I’m setting aside here the big issues – ownership, accuracy, social benefit – and instead taking the newspapers only at their word. In other places I have gone on over and over about the fact that we DON’T have a free press – it is owned at great cost and funded largely by advertisers. Unless you have A LOT of money, the press is a closed shop and you’re not allowed in. I note that there is no legal requirement to tell the truth in a newspaper – telling outright, knowing lies is entirely fine unless it is defamatory to an individual. The PCC is there to make sure there are no meaningful sanctions.
I’m not here going to repeat my personal views on what needs to be done. I avoid putting these here partly because my views are quite radical but mainly because this isn’t about me. I don’t want to wake up with anything I write in this blog being the subject of a media hate campaign. I want only to challenge head on the exact terms of debate as set out by the media. And I have to do it here because I have had very, very little luck in pitching any kind of writing challenging the proprietors’ orthodoxy in a national newspaper.

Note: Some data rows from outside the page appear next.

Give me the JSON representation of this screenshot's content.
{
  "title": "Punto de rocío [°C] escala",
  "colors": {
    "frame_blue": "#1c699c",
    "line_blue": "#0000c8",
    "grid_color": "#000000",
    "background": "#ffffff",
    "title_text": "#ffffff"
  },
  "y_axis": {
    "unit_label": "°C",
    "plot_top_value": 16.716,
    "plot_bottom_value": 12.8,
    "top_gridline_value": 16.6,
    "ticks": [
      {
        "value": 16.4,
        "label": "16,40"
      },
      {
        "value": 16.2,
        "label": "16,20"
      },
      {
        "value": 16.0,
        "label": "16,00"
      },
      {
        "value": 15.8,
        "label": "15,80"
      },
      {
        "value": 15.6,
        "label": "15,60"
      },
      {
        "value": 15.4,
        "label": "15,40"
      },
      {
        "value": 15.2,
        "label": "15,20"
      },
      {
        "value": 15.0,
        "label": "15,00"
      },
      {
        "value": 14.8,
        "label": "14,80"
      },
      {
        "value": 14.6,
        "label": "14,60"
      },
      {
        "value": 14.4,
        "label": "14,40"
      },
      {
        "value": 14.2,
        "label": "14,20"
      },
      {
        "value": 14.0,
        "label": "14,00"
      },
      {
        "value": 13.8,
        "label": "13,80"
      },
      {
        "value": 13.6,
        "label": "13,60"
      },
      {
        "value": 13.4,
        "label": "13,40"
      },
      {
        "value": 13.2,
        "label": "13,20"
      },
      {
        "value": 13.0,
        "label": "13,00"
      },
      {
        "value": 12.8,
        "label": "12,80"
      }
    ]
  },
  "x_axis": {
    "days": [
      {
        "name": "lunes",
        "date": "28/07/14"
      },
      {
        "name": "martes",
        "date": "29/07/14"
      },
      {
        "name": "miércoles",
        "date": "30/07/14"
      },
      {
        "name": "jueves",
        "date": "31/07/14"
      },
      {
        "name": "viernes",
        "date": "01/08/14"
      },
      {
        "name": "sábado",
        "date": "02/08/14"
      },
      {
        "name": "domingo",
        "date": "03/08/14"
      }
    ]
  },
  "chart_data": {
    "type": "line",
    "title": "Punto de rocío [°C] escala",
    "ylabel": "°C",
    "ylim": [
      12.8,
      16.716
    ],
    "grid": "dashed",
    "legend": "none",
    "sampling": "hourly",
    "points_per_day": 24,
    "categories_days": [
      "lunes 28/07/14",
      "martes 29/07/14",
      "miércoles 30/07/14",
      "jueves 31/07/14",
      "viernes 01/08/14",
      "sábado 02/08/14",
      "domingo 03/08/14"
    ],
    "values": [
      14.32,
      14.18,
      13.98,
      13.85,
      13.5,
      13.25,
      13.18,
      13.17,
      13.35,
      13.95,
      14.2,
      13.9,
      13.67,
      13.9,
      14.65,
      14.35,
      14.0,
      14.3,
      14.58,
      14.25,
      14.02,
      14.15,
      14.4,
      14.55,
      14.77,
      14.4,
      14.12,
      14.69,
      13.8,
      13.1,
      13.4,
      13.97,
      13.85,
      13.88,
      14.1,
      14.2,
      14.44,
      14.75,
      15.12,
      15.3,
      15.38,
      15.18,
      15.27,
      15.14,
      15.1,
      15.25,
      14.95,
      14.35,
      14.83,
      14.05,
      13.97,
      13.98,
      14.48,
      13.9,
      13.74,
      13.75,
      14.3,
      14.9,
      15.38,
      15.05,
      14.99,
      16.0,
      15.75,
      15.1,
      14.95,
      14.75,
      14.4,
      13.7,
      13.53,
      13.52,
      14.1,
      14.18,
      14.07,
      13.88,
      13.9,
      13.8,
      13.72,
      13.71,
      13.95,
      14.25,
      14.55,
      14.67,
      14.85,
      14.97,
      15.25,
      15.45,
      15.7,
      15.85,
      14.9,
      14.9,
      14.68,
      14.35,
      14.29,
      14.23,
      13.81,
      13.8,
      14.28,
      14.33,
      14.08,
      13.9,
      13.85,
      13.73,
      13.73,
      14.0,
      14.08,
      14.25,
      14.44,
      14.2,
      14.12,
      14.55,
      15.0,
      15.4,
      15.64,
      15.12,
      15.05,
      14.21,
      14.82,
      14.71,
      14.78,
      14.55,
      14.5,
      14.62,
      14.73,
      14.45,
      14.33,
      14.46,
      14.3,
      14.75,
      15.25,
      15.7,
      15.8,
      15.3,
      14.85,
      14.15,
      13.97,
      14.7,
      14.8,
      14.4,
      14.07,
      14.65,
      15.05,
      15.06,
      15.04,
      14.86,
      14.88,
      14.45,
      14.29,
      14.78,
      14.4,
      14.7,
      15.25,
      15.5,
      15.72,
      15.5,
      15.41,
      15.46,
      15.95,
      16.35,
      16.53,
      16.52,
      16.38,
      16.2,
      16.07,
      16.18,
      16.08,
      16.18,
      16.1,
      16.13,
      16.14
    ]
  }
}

That I have to read liberal commentators defending the fact that you are more likely to have an accurate view of world events if you read nothing than if you read certain newspapers (this has been proved conclusively a number of times) bothers me. If all this vaunted ‘freedom’ is so absolutely essential, why is it that even post-Hutton, post-Saville, we still trust the BBC more than any of the print media? How do they manage to produce better news than you all if regulation is the end of journalism?
Make no mistake – I know you all rely on your proprietors for your jobs. I am not having a go personally at any of you. I realise the editorial pressure that will have been put on you. But I have read nothing in the Scottish press about this debate which does not shame you on lack of balance, lack of declaration of self interest or blatant use of media ownership to pursue what may be purely commercial interests.
During the Oscars, satirical US web-mag The Onion crossed a line with a tweet it put out which was neither funny or appropriate. From a source which is notably high-minded it was an aberration. One tweet in response said only ‘for the first time in 20 years we’re on the moral high-ground over the Onion’. Today I feel like that over the whole Scottish print media – all my respect for the good you have done is tainted by behaviour reminiscent of those you have pursued with the greatest zeal.
Of course, you’ll have to read this blog or others similar to hear this half of the argument. Freedom of the press? What a nice idea.